Ricordo ancora la mia bisnonna, una vecchina delle favole, con la crocchia bianca e lo scialletto sulle spalle, che cucinava la minestra in quella cucina, con l’unico apporto di modernità di una stufa economica, quelle con gli anelli di ghisa che si toglievano o aggiungevano a seconda delle dimensioni della pentola.

Ora la casa ha subìto dei restauri. Quella stanza è rimasta, con il suo focolare e il suo lavabo, ma non è più la cucina.

La casa è a due piani, e per raggiungere le stanze di sopra c’è una scala, un tempo esterna, poi verandata negli anni ’70 dalla mia nonna.

nonna e bisnonni

nonna e bisnonni

Mia  nonna è la persona che ha mantenuto viva quella casa per parecchi anni. Da Torino, con la sua 127  bianca raggiungeva Graglia e preparava la casa per accogliere figli e nipoti. I natali più belli sono quelli vissuti là, perchè Lei riusciva a creare un’atmosfera speciale. E nonostante i battibecchi e i piccoli litigi che  non mancavano per il fatto di convivere così tante persone tutte insieme, sono sempre momenti da ricordare con nostalgia.

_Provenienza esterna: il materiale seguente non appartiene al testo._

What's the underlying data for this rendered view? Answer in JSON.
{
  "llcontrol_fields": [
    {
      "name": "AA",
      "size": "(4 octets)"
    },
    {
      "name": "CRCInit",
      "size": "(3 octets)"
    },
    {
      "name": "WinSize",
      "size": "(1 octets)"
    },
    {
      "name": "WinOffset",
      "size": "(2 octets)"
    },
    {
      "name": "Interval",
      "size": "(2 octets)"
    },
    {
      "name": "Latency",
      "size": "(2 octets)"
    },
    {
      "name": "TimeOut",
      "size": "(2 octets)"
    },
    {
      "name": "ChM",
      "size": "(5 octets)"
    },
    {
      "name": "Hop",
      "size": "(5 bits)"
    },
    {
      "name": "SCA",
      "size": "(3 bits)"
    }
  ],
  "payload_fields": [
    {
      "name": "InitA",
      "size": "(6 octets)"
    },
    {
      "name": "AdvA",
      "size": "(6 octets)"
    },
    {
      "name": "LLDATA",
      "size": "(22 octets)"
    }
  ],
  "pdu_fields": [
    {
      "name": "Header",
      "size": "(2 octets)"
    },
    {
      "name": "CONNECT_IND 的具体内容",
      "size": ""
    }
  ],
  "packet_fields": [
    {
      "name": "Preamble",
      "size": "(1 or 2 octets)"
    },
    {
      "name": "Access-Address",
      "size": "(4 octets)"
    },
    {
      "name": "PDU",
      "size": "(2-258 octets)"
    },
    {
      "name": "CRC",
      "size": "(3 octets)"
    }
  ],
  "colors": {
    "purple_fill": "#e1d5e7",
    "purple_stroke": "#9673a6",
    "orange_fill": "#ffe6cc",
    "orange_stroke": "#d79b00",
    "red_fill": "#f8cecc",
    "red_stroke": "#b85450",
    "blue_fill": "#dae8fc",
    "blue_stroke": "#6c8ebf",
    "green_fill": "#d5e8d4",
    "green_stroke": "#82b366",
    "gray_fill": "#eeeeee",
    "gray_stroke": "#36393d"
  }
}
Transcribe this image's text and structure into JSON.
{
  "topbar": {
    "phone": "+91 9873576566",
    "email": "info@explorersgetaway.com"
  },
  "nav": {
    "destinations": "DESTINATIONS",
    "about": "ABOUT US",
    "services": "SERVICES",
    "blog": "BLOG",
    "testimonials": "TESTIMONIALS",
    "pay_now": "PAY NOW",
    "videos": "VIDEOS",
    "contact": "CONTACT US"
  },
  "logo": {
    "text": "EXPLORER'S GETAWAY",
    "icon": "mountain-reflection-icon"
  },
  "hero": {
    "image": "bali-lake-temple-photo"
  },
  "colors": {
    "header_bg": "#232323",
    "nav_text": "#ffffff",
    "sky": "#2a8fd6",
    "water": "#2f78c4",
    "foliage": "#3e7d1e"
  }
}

Attigua alla casa una costruzione altrettanto vetusta, un tempo usata come fienile e  stalla, in origine usata come ricovero per il cavallo da calesse.

Ora la “stalla” è un luogo magico: tutte le cose che nel tempo sono state accantonate per lasciare spazio al nuovo, non sono andate perse. Quel locale dal soffitto a  volta, dove un tempo si stipavano le mele per farle durare tutto l’inverno, è diventato il loro ricovero. vecchi ferri da stiro, utensili per il giardinaggio, qualche mobile malandato o libri mai letti e con le pagine ancora da tagliare (un tempo erano così…) hanno trovato riparo tra quelle mura.

vecchio portachiavi "recuperato"

vecchio portachiavi "recuperato"

Quando vado su non manco mai di fare una visita alla stalla: riesco a sentire l’anima di tutte quelle cose,  mi sembra che tutto quello che c’è lì dentro abbia avuto senso di esistere anche perchè è ancora  lì ed  è stato rispettato. Mia nonna mi ha insegnato ad affezionarmi alle cose…lei non buttava via niente, nemmeno le lampadine fulminate: le teneva in una scatola, sostenendo che se fossero venuti i ladri, li avrebbe spaventati gettandole a terra e facendole esplodere…non sono state mai usate. Non so se mia mamma o mia zia le abbiano buttate via dopo la morte di mia nonna, può darsi, ‘ tutto non si può tenere’, ma nel mio cuore sono rimaste un  insegnamento…un oggetto non smette di esistere solo perchè la sua principale funzione è venuta a mancare. Con un po’ di fantasia un altro utilizzo glielo si trova.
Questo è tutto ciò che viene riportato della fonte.